In occasione dell’apertura del Cascella verrà attivato anche il biglietto unico per la visita ai due musei, Cascella e Genti d’Abruzzo, al prezzo complessivo di 9 euro. L’ingresso al singolo museo costa invece 6 euro.

MUSEO CASCELLA: LUOGO D’INCONTRO PER INTELLETTUALI E SCRITTORI

“Il Museo – dichiara l’architetto Mariano Cipollini – necessitava di una rimodulazione del percorso espositivo: si è deciso dunque non solo di attuare una ricomposizione dell’antico laboratorio cromolotografico e ceramico, ma anche di procedere ad una semplificazione nella lettura delle opere esposte. L’intenzione primaria è stata dunque quella di evocare l’originaria vocazione dell’edificio. Da un approccio espositivo inizialmente didattico, gli spazi si adattano a narrare le singole personalità di una dinastia che, attraverso cinque generazioni, ha espresso e segnato nel mondo dell’arte un tracciato inequivocabile, raggiungendo traguardi di primo piano nel panorama nazionale e internazionale”.

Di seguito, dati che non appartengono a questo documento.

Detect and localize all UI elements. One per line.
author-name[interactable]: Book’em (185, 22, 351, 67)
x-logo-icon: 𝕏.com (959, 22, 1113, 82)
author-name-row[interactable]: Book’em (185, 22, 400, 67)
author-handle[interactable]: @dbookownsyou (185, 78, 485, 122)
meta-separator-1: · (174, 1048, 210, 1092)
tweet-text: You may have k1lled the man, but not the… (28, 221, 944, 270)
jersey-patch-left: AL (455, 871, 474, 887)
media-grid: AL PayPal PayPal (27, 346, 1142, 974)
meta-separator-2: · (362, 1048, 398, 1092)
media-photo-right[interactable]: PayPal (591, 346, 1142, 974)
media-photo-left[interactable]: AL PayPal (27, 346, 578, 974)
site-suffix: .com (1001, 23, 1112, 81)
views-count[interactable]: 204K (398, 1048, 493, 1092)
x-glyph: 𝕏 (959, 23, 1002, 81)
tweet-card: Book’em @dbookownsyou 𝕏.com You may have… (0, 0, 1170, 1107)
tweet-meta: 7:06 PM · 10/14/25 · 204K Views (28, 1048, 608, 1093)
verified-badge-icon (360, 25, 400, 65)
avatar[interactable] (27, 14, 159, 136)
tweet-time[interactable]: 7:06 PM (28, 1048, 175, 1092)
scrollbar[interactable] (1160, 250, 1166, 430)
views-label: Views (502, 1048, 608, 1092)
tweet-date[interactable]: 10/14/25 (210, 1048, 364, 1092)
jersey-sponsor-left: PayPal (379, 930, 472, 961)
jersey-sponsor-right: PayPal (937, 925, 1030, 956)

“Il Museo Cascella è stato per mezzo secolo luogo d’incontro per intellettuali e scrittori del calibro di D’Annunzio, Pirandello, Grazia Deledda, Giovanni Pascoli, Ada Negri, Guido Gozzano, Umberto Saba, Vincenzo Bucci, Federigo Tozzi, Goffredo Bellonci, F.T. Marinetti e molti altri – ha dichiarato il vice presidente della Fondazione Genti d’Abruzzo, Vincenzo d’Aquino – Nell’immaginare la nuova vita del Museo, la nostra idea è quella di farlo tornare ad essere, com’era stato in passato, un luogo di scambio di pensieri e di riflessioni tra scrittori, giornalisti, intellettuali ed artisti”.